Message ID | 64ffddd791160895b8e6730ebcddfac8458653f2.1621362768.git.gitgitgadget@gmail.com (mailing list archive) |
---|---|
State | Accepted |
Commit | 2ca245f8be56e3269d02076b658e825b91236e5d |
Headers | show |
Series | Convert index writes to use hashfile API | expand |
I haven't looked much into $subject, but there's an interesting regression in 2ca245f8be5 (csum-file.h: increase hashfile buffer size, 2021-05-18) where it fails with -v, but not --verbose-log. Discovered while running it manually. This is a regression in v2.33.0 (not v2.34.0!), so nothing urgent, and this is pretty obscure anyway. For the original change see: https://lore.kernel.org/git/64ffddd791160895b8e6730ebcddfac8458653f2.1621362768.git.gitgitgadget@gmail.com/ To reproduce it: make test T=t4216-log-bloom.sh GIT_TEST_OPTS=-v DEFAULT_TEST_TARGET=test Removing the -v, or making it --verbose-log will make it succeed. It fails on: + GIT_TEST_BLOOM_SETTINGS_MAX_CHANGED_PATHS=10 GIT_TRACE2_EVENT=/home/avar/g/git/t/trash directory.t4216-log-bloom/limits/trace git commit-graph write --reachable --changed-paths + test_max_changed_paths 10 trace + grep "max_changed_paths":10 trace error: last command exited with $?=1 not ok 135 - correctly report changes over limit If it's run with/without a debugging shimmy to save away the "trace" we can see that it doesn't include the max_changed_paths trace2 payload with -v.
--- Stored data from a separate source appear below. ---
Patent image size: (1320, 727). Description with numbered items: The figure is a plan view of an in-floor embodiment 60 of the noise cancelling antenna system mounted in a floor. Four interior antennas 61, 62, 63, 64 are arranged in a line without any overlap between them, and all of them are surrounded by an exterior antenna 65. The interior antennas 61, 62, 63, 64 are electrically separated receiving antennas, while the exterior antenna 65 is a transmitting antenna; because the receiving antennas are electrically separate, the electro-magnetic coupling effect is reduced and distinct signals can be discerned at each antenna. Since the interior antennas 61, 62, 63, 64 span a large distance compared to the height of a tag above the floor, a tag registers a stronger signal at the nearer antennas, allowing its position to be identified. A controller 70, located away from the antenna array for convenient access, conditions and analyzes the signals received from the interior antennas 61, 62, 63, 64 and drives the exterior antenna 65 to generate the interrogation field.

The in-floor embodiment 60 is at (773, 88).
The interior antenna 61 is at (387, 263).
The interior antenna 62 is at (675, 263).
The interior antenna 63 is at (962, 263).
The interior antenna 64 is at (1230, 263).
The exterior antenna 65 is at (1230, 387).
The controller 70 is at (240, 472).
I.e. for some reason we either don't run trace2_bloom_filter_settings(), or don't log that data in the same way. It's probably easy to figure out for someone familiar with this code, but I couldn't see it from some quick skimming. Hence this E-Mail. FYI This is our only failure when running the whole test suite with -j1 -x (I didn't test a full run with just -v, takes a while, I was using -j1 to get sensible output at the end without needing to scroll up).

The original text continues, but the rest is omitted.